Nikon D800 Digital Camera Review$2,999.95
The Nikon D800 is a well-built camera that feels solid, even when shooting at tough angles. The camera's grip isn't particularly plush, but it has a very tacky rubber coating that makes the camera easy to hold on to with just a single hand. The grip is curved in the front, with an indentation offering a ridge for your middle finger to press up against. On the back of the camera, a large swath of rubber is reserved for the thumb, extending down so that your palm can wrap around the entire grip, securing the camera.
The D800 isn't the lightest camera in the block, especially with the lighter, smaller D600 soon to be released to the public. Still, it's roughly 4oz lighter than the D700 while improving control and accommodating the additional controls for live view and video. The camera features dual control dials, with one placed just in front of the shutter release and another right where the thumb rests. This gives you almost complete control of exposure in manual shooting mode without having to change the positioning of your grip hand.
The control placement of the D800 doesn't afford the user complete one-handed control, but the metering switch and autofocus activation buttons are all present right by the rear control dial. The autofocus mode switch and selector are placed on the front of the camera, right where your supporting hand would normally sit. This lets you adjust metering an focus while in a normal shooting position. It means that white balance, bracketing, image quality, ISO, and drive mode are all out of reach, but it does at least provide some measure of control while shooting.

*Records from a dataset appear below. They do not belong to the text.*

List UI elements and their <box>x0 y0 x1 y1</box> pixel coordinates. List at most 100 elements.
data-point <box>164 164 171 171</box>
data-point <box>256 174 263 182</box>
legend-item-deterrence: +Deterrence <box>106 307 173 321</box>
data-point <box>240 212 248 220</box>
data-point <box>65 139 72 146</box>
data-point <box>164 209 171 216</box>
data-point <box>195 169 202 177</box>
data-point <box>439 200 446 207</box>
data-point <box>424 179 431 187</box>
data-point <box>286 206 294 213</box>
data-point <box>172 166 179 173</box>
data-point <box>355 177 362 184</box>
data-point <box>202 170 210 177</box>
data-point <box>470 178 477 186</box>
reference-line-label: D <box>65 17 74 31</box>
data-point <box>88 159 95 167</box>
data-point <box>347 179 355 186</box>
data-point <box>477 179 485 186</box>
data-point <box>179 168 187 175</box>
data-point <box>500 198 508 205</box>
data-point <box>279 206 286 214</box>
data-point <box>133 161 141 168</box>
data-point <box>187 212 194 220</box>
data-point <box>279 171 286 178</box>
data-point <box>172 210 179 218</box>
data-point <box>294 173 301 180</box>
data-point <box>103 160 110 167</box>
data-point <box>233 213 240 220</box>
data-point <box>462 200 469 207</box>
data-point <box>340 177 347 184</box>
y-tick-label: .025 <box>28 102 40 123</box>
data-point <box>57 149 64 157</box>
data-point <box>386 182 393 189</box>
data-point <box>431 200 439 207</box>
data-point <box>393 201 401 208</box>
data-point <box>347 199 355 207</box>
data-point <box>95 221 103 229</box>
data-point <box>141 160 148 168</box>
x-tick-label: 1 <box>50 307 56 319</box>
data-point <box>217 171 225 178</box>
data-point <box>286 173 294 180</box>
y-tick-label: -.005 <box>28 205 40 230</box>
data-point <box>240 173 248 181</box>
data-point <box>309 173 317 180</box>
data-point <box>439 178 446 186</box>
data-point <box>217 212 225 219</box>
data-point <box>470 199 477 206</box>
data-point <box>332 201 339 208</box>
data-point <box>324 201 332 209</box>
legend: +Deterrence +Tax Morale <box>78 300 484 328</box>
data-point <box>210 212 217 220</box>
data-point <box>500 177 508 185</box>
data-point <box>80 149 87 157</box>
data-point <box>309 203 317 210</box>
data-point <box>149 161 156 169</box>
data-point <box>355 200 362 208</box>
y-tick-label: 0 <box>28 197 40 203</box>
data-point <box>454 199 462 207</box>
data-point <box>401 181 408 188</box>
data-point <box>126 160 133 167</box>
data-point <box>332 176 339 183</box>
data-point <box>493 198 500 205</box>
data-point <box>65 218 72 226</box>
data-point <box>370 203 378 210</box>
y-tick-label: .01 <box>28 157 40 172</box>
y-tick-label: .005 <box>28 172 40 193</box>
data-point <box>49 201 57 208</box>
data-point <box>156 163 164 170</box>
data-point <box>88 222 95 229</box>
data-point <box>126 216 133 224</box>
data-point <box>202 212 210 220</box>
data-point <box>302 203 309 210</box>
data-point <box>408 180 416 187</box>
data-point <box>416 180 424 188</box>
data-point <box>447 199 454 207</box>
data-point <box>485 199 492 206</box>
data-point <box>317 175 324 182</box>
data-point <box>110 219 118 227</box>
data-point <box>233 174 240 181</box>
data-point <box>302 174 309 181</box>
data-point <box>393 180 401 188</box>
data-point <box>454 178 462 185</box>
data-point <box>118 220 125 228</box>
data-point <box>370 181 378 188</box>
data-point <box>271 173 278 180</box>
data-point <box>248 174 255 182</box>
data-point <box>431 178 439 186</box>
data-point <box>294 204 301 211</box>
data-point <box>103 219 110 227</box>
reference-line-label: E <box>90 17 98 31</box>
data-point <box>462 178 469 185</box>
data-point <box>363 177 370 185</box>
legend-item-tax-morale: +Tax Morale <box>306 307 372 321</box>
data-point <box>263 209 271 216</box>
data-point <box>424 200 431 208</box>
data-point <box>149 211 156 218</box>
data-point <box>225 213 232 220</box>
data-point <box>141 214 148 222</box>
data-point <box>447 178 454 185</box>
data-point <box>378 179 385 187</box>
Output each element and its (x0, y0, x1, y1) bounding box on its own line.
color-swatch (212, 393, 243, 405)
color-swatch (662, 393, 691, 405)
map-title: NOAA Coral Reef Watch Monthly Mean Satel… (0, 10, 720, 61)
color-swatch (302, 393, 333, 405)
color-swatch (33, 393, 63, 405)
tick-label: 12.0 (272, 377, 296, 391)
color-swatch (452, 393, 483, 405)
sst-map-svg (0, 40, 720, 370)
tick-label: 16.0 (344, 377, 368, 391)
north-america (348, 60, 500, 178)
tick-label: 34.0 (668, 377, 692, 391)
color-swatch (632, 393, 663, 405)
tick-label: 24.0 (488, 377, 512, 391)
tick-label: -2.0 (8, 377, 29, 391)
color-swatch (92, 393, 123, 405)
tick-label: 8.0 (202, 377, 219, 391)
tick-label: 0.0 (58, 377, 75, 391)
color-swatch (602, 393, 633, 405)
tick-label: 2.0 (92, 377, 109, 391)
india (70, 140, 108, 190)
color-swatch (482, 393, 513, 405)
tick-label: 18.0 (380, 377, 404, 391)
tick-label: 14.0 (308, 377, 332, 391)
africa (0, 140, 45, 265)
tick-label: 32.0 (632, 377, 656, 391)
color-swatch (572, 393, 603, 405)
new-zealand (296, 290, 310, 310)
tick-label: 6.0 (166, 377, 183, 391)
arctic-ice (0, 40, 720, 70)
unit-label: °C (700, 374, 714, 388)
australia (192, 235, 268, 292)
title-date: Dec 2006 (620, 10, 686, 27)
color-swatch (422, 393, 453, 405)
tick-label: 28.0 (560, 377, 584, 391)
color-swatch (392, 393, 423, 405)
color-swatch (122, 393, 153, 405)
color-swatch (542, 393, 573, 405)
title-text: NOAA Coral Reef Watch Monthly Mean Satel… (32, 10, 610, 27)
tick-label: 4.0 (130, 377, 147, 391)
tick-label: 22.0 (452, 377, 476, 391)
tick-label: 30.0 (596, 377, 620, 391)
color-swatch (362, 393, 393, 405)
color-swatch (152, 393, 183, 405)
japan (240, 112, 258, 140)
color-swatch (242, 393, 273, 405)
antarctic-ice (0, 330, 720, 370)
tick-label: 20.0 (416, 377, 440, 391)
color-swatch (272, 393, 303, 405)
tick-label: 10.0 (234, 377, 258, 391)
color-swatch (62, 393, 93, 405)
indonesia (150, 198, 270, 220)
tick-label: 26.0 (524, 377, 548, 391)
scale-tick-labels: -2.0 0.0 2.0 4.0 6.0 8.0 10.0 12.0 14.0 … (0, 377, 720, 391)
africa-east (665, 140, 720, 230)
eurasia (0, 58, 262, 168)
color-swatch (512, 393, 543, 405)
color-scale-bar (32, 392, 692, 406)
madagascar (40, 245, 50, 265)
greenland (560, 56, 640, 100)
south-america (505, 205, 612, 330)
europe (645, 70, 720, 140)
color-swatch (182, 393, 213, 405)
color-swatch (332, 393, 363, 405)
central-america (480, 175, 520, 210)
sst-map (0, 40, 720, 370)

One area where we'd like to see some improvement in these full-frame bodies is in video control. The camera's layout is still very much geared toward still photographers, and Canon and Nikon don't seem to be willing to make great strides toward designing cameras with strict video usage in mind. Those looking for a full-frame DSLR for video production may want to check out the Sony A99, which includes video-centric features like an electronic viewfinder, silent jog dial, and articulating rear LCD. On the D800, video control seems an afterthought.
Buttons & Dials
The controls on the D800 are all quite easy to use, with most offering a fair amount of resistance so you know when you've activated a feature or hit a button. The D800 is mostly designed around the idea of making your settings adjustments and then shooting uninhibited, rather than constantly fiddling with settings while you're framing your shot. As such, most of the settings on the camera require a second hand to adjust, including white balance, ISO, picture quality/size, and drive mode.
This isn't at all a bad thing, and anyone who has been using Nikon cameras will feel right at home with the D800. The camera features dual control dials, with one on the front of the grip and a second on the back near the thumb rest. The camera also includes a four-way directional pad for making finer adjustments in the menu. This is occasionally useful, though we found it was much easier to use the control dials themselves to navigate the menu, a feature found in the camera's custom menu.
The D800 uses a 3.2-inch, 921k-dot rear display, protected by a plastic scratch guard. The display is large and fairly high contrast, though we found that it had some issues in bright sunlight (as we've seen on most camera displays). The D800 can use the rear monitor for an informational readout letting you make quick adjustments to settings, or as a live view monitor. The live view functionality has plenty of utility, as the screen has a listed viewing angle of up to 170 degrees. We found it worked very well from extreme angles both horizontally and vertically. It isn't as easy as an articulated LCD for tough shot angles, but it's still quite good and will be helpful for videographers and photographers without an external monitor handy.
The viewfinder on the D800 is excellent, with 100% frame coverage of image. The viewfinder is bright and clear, with a focus screen that lights up red when a focus point is being used. The focus screen on the D800 uses boxes around each focus point, rather than tiny individual points. This lets you see what you're actually focusing on, confirming that the phase detection autofocus was accurate.